8 mai 2026

Les cris

Paul Mercure (Pierre Chatillon), Les cris, Montréal, Les éditions de l’aube, 1957, 62 p. (préface de Gilles Leclerc)

La préface de Gilles Leclerc fait 8 pages! Il tient un discours, très années cinquante, avec Camus et Sisyphe comme point de départ. Il s’interroge sur le rôle du poète, sur sa manière de répondre à l’absurde.
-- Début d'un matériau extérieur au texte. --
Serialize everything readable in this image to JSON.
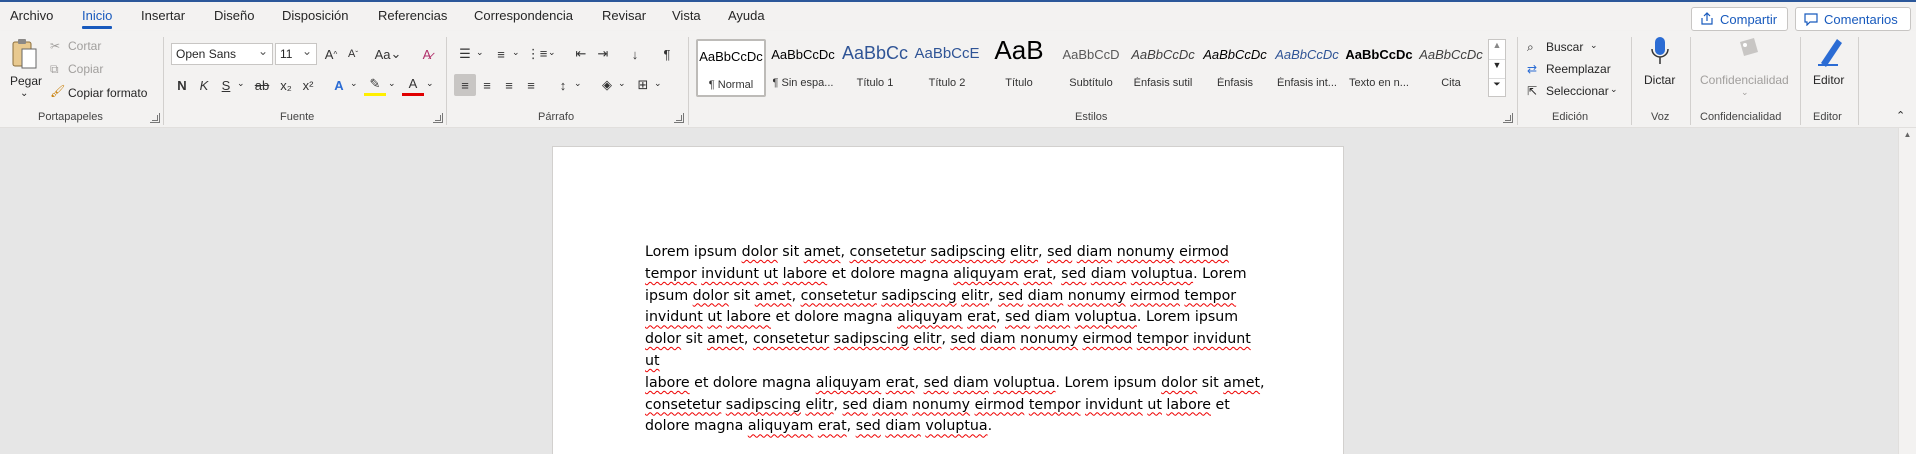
{
  "menu": {
    "tabs": [
      "Archivo",
      "Inicio",
      "Insertar",
      "Diseño",
      "Disposición",
      "Referencias",
      "Correspondencia",
      "Revisar",
      "Vista",
      "Ayuda"
    ],
    "active_tab": "Inicio",
    "share_label": "Compartir",
    "comments_label": "Comentarios"
  },
  "clipboard": {
    "paste": "Pegar",
    "cut": "Cortar",
    "copy": "Copiar",
    "format_painter": "Copiar formato",
    "group": "Portapapeles"
  },
  "font": {
    "name": "Open Sans",
    "size": "11",
    "case_label": "Aa",
    "group": "Fuente",
    "bold": "N",
    "italic": "K",
    "underline": "S",
    "strike": "ab",
    "subscript": "x₂",
    "superscript": "x²"
  },
  "paragraph": {
    "group": "Párrafo",
    "pilcrow": "¶"
  },
  "styles": {
    "group": "Estilos",
    "items": [
      {
        "preview": "AaBbCcDc",
        "name": "¶ Normal"
      },
      {
        "preview": "AaBbCcDc",
        "name": "¶ Sin espa..."
      },
      {
        "preview": "AaBbCc",
        "name": "Título 1"
      },
      {
        "preview": "AaBbCcE",
        "name": "Título 2"
      },
      {
        "preview": "AaB",
        "name": "Título"
      },
      {
        "preview": "AaBbCcD",
        "name": "Subtítulo"
      },
      {
        "preview": "AaBbCcDc",
        "name": "Énfasis sutil"
      },
      {
        "preview": "AaBbCcDc",
        "name": "Énfasis"
      },
      {
        "preview": "AaBbCcDc",
        "name": "Énfasis int..."
      },
      {
        "preview": "AaBbCcDc",
        "name": "Texto en n..."
      },
      {
        "preview": "AaBbCcDc",
        "name": "Cita"
      }
    ]
  },
  "editing": {
    "group": "Edición",
    "find": "Buscar",
    "replace": "Reemplazar",
    "select": "Seleccionar"
  },
  "voice": {
    "group": "Voz",
    "dictate": "Dictar"
  },
  "sensitivity": {
    "group": "Confidencialidad",
    "label": "Confidencialidad"
  },
  "editor": {
    "group": "Editor",
    "label": "Editor"
  },
  "document": {
    "lines": [
      "Lorem ipsum dolor sit amet, consetetur sadipscing elitr, sed diam nonumy eirmod",
      "tempor invidunt ut labore et dolore magna aliquyam erat, sed diam voluptua. Lorem",
      "ipsum dolor sit amet, consetetur sadipscing elitr, sed diam nonumy eirmod tempor",
      "invidunt ut labore et dolore magna aliquyam erat, sed diam voluptua. Lorem ipsum",
      "dolor sit amet, consetetur sadipscing elitr, sed diam nonumy eirmod tempor invidunt ut",
      "labore et dolore magna aliquyam erat, sed diam voluptua. Lorem ipsum dolor sit amet,",
      "consetetur sadipscing elitr, sed diam nonumy eirmod tempor invidunt ut labore et",
      "dolore magna aliquyam erat, sed diam voluptua."
    ]
  },
  "colors": {
    "accent": "#185abd",
    "ribbon_bg": "#f3f2f1",
    "canvas_bg": "#e6e6e6",
    "spell_underline": "#e00000"
  }
}
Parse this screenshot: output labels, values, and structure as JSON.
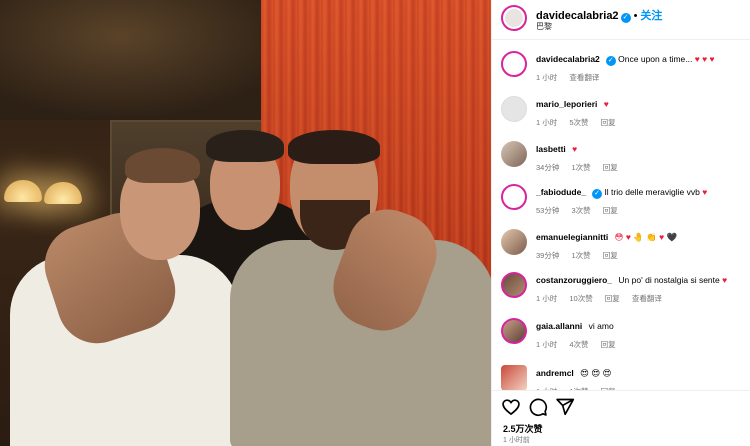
{
  "header": {
    "username": "davidecalabria2",
    "verified_mark": "✓",
    "separator": "•",
    "follow_label": "关注",
    "location": "巴黎"
  },
  "caption": {
    "username": "davidecalabria2",
    "text": "Once upon a time...",
    "hearts": "♥ ♥ ♥",
    "time": "1 小时",
    "translate": "查看翻译"
  },
  "comments": [
    {
      "username": "mario_leporieri",
      "text": "",
      "emoji": "♥",
      "time": "1 小时",
      "likes": "5次赞",
      "reply": "回复"
    },
    {
      "username": "lasbetti",
      "text": "",
      "emoji": "♥",
      "time": "34分钟",
      "likes": "1次赞",
      "reply": "回复"
    },
    {
      "username": "_fabiodude_",
      "verified": "✓",
      "text": "Il trio delle meraviglie vvb",
      "emoji": "♥",
      "time": "53分钟",
      "likes": "3次赞",
      "reply": "回复"
    },
    {
      "username": "emanuelegiannitti",
      "text": "",
      "emoji": "😳 ♥ 🤚 👏 ♥ 🖤",
      "time": "39分钟",
      "likes": "1次赞",
      "reply": "回复"
    },
    {
      "username": "costanzoruggiero_",
      "text": "Un po' di nostalgia si sente",
      "emoji": "♥",
      "time": "1 小时",
      "likes": "10次赞",
      "reply": "回复",
      "translate": "查看翻译"
    },
    {
      "username": "gaia.allanni",
      "text": "vi amo",
      "emoji": "",
      "time": "1 小时",
      "likes": "4次赞",
      "reply": "回复"
    },
    {
      "username": "andremcl",
      "text": "",
      "emoji": "😍 😍 😍",
      "time": "1 小时",
      "likes": "1次赞",
      "reply": "回复"
    }
  ],
  "footer": {
    "likes": "2.5万次赞",
    "time": "1 小时前"
  },
  "icons": [
    "verified-badge-icon",
    "heart-icon",
    "comment-icon",
    "share-icon"
  ],
  "colors": {
    "accent": "#0095f6",
    "heart": "#ed1c3a",
    "meta": "#737373",
    "story_ring": "#d6249f"
  }
}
Le recueil contient trois parties. Dans Cri I, il s’adresse à Dieu. Avec beaucoup de métaphores et d’adjectifs, il lui raconte son désespoir. Il n’a que 17 ans, mais il a l’impression d’avoir tout expérimenté, tout raté, de se retrouver devant le vide. La société n’a rien à lui offrir, il lui reste Dieu, mais encore…  « J'ai tout perdu ! tout ! tout ! tout ! // Jusqu'à Vous peut-être, mon Dieu, mais il faut que Vous soyez là ! Il le faut ! Il le faut ! // Et je pleure, assis, sous le pont noir de ma ville. Il neige... un peu. » (Une version remodelée et allongée a été publiée dans l’édition de 1968)
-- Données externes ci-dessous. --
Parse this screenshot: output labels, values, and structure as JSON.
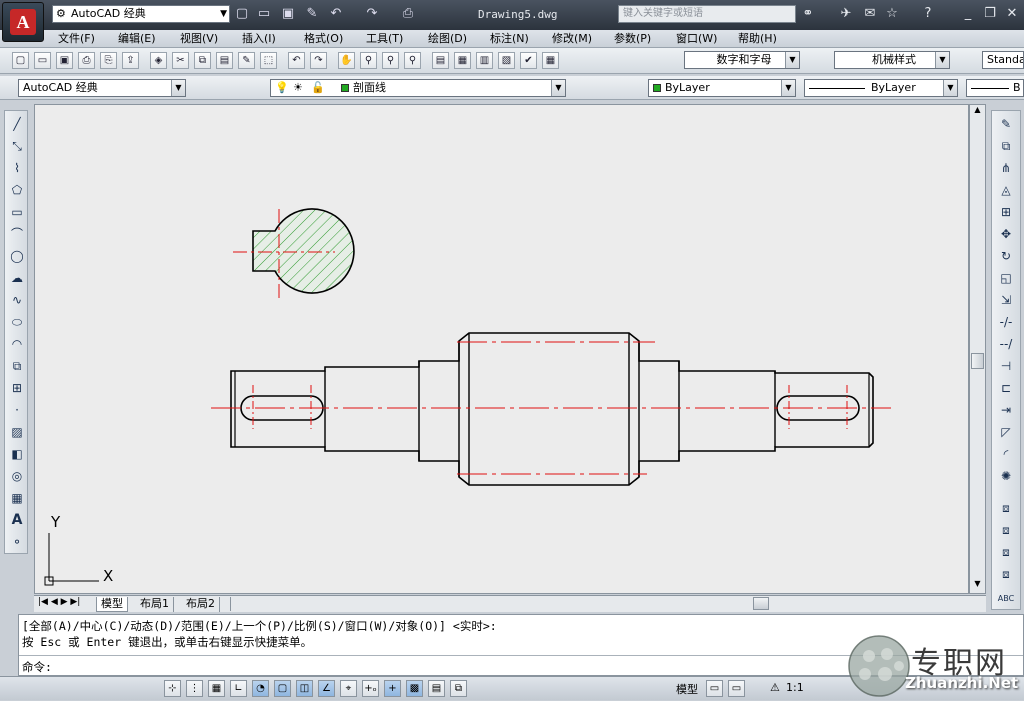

Dans Cri II, Châtillon nous emmène dans l’enfer de sa vie. Les poèmes disent à peu près tous la même chose : la vie est un trou immonde. Il n’y a rien qui vaille la peine, surtout pas « le rire fou des filles idiotes », « écœurantes fumées terrestres ».  Plus loin, il évoque « ce cœur dans la souffrance des encens, sur l’autel ridicule de l’impossible vie ». En fait, derrière cette colère se cache un être dépressif, coincé dans « l’immense tournoiement du désespoir ». La Poésie ne sera pas le remède : « Ce sont des cris, le désespoir, sa gueule en confitures de baves, comme un couchant d’hiver, pleine de lichens de sang ». Et pour conclure : « Allons prier, car j’ai crevé mon Âme primitive, qui s’éteint… dans la vie »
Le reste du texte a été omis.